Introduction to MaidSafe: what it is, how it works, and how it compares to Bitcoin


#21

(I think I can help clarify this and will be corrected if I err at all, I hope. The system docs are good and getting better but the system is so intricate that a lot of ins and outs are fleshed out through various threads on the forum. Also, final decisions as to exactly how things will work are being made along the way. Your summary is really kickass over all.)

I’m pretty sure the following is solid and won’t change:

Neither PUT or GET are a one-for-one cost or reward.

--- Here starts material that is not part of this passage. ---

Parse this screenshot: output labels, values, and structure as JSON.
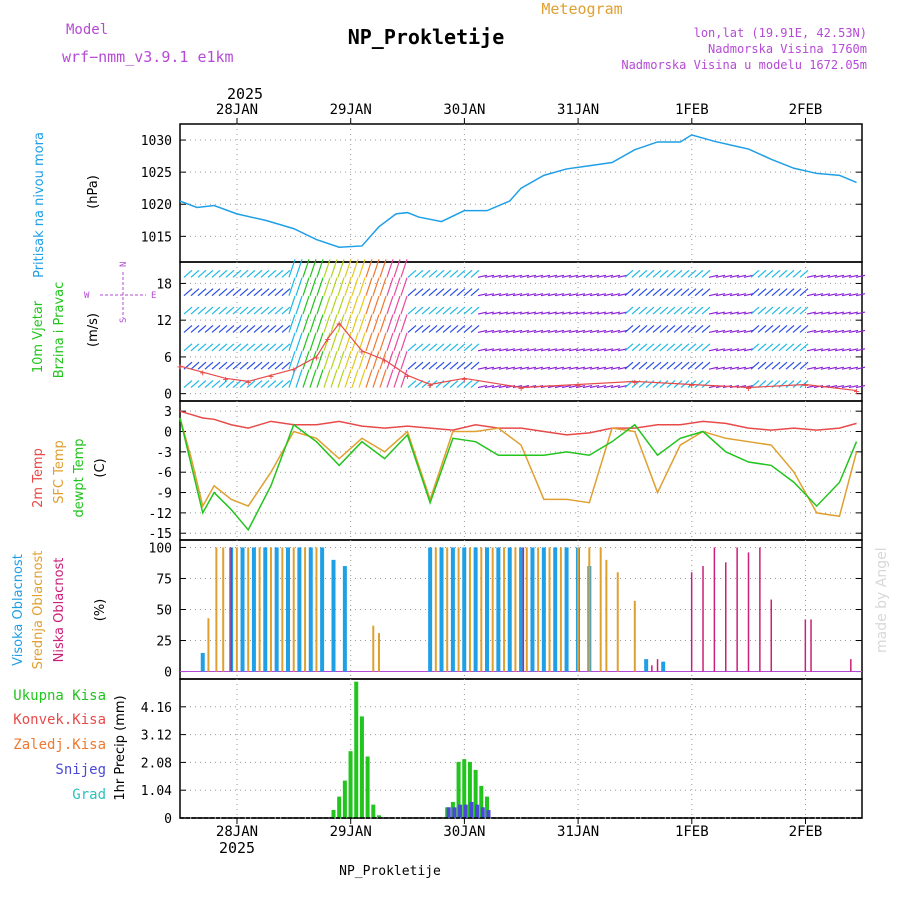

On the PUT side: One safecoin will cover a certain amount of data PUT by a particular user (like 1 safecoin for x number of megabytes PUT/stored to the network). This resource is purchased from the network at large. The amount of storage one safecooin will buy will certainly rise over time.

On the GET side: Successfully executed GETs will give the farmer the opportunity to request safecoin, which will be awarded on sort of a lottery basis. So not every GET fulfillment will result in an earned safecoin. More safecoin are available early in the network’s running and so will be easier to farm at first. The odds per request will be better. Over time they will get harder. Vault rank also factors in somehow.

Safecoin paid to the network for the ability to PUT data will be taken out of circulation and made available for refarming. Thus safecoin will act as a continual lubricant, even after all the original safecoin have been farmed. As safecoin gets more valuable it will buy more resources, so less will be recycled. This will have the effect of farmable safecoin continually getting rarer, and more valuable. But there will always be some there to farm. Pretty slick.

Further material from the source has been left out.